When I was younger, perhaps not young enough for this story to take place unnoticed, maybe early teens, I was walking with my parents to the dep.  A store that I still do not know the true name of, as I have always refered to as the Owl Store.  Not so ingenious as it has a great big owl on it.  A dep in Quebec is a corner store.

We were walking with our dog, Daisy, on Rue Notre Dame, a  few metres from the Owl Store, and no more than 3 blocks away from our home.  I had walked this route my entire life.  I had done it on my own, when we need something fast from the dep.  I had walked it with friends.  I had walked it with my parents, with my dog,  with my cat.  Basically I knew this route backwards and forwards, eyes open or close.

I knew this route!! I swear to it!  Which makes this story worst…

I was talking with my parents, no more than a few metres from the dep, when I awoke on the sidewalk with my dad’s face above me with concerned tears in his eyes, asking me how many fingers he held up.  I was very confused I was talking with them, whilst walking, and then on the sidewalk with my dad leaning over me.

My mum, however,  was holding onto a sapling.  She was squatting with her head in her hands.  I sat up, a tad dizzy and confused as to why my dad was telling my mum to shut up.  I focused in on my mum, she was not crying as I expected, but laughing!

Laughing so hard that she had to hold on to a tree for balance.  Laughing so hard that she had to squat to avoid peeing herself!

My dad was helping me up, as he yelled at my mother, “She just walked into a parking meter, then hit the sidewalk, she most likely has a concussion!  Stop laughing, it’s not funny!  What wrong with you!”

So thats what happened, I thought to myself.

My lovely mum answered,  “I know! It was so hilarious!”  She could not stop laughing for days. Every time she looked at me she’d start to giggle.

My mum is not one to be lacking in heart.  Once she stayed up all night to save a clearly dying fish, it died after 4 hours of mum trying to save it, I had went to bed resolved in the fishes demise.  She served on many charities.  Gave CPR to a cat, was the civilian EMT for her office building.  Nevertheless, her loving nature stopped at, so-called, banana peel gags.

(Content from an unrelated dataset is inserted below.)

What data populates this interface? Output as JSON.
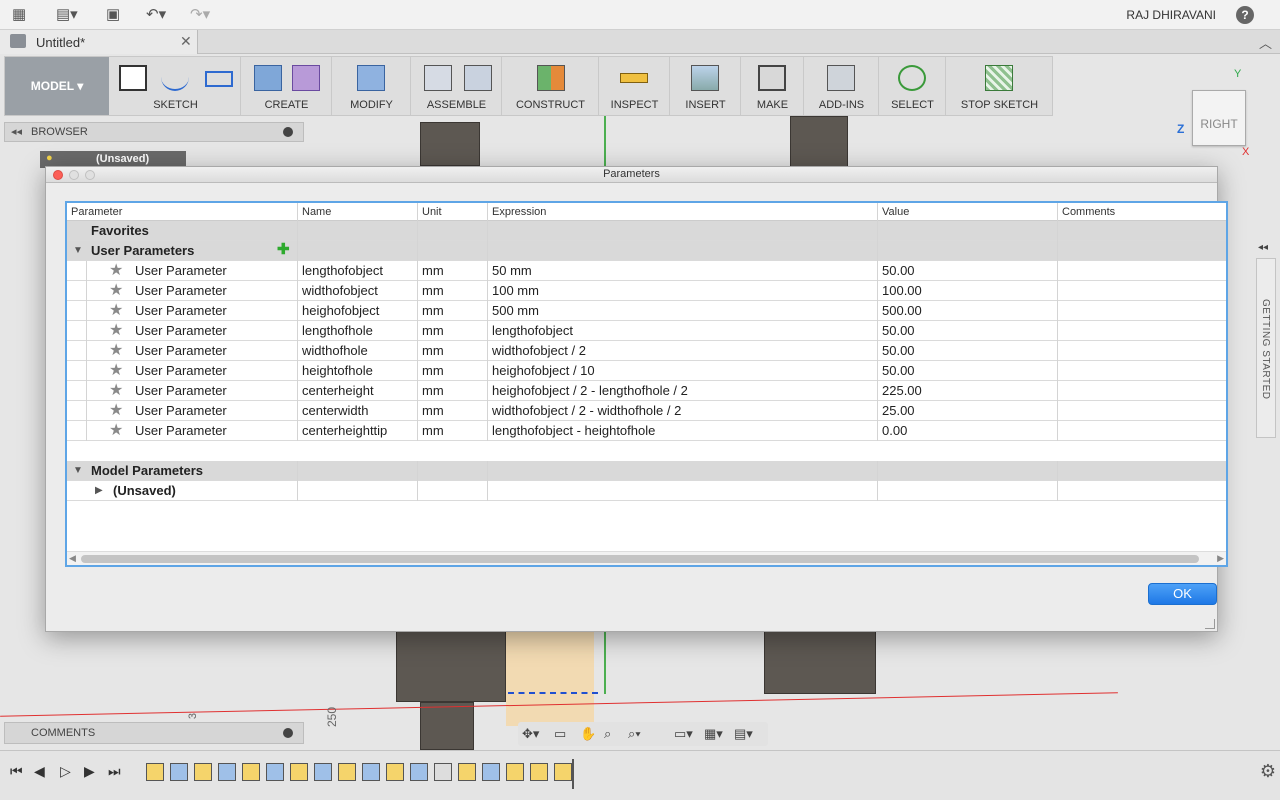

Her only child, her beloved daughter walking into a parking meter, clearly feel out of the category of sympathy and into the banana peel category.  Mum told me, perhaps four years after this incident, that every time she felt sad, or need a laugh she would replay in her head me walking into a parking metre, and it would brighten her day.

The story did take on a life of it’s own after a friend of mine noticed that when ever I walked with my mum, and I happen to walked too close to a parking meter, a pole, a street lamp, or a tree, mum would pull my arm to maneuvering me around whatever object was in my path.

It need to be explained why mum felt the need to maneuver me and why I allowed it, despite being 16 years old.  And so the story was released into the rumour mill of High School, and ever since then friends would pull my arm, or comment when I get close to an object when walking, “Now don’t walk into a pole!”

Sadly, at times when no one feels the need to maneuvering me, I do walk into an object.  Yet, in true Canadian fashion I apologise to the object, and continue on my way, but I never walk so fast to result in being concussed!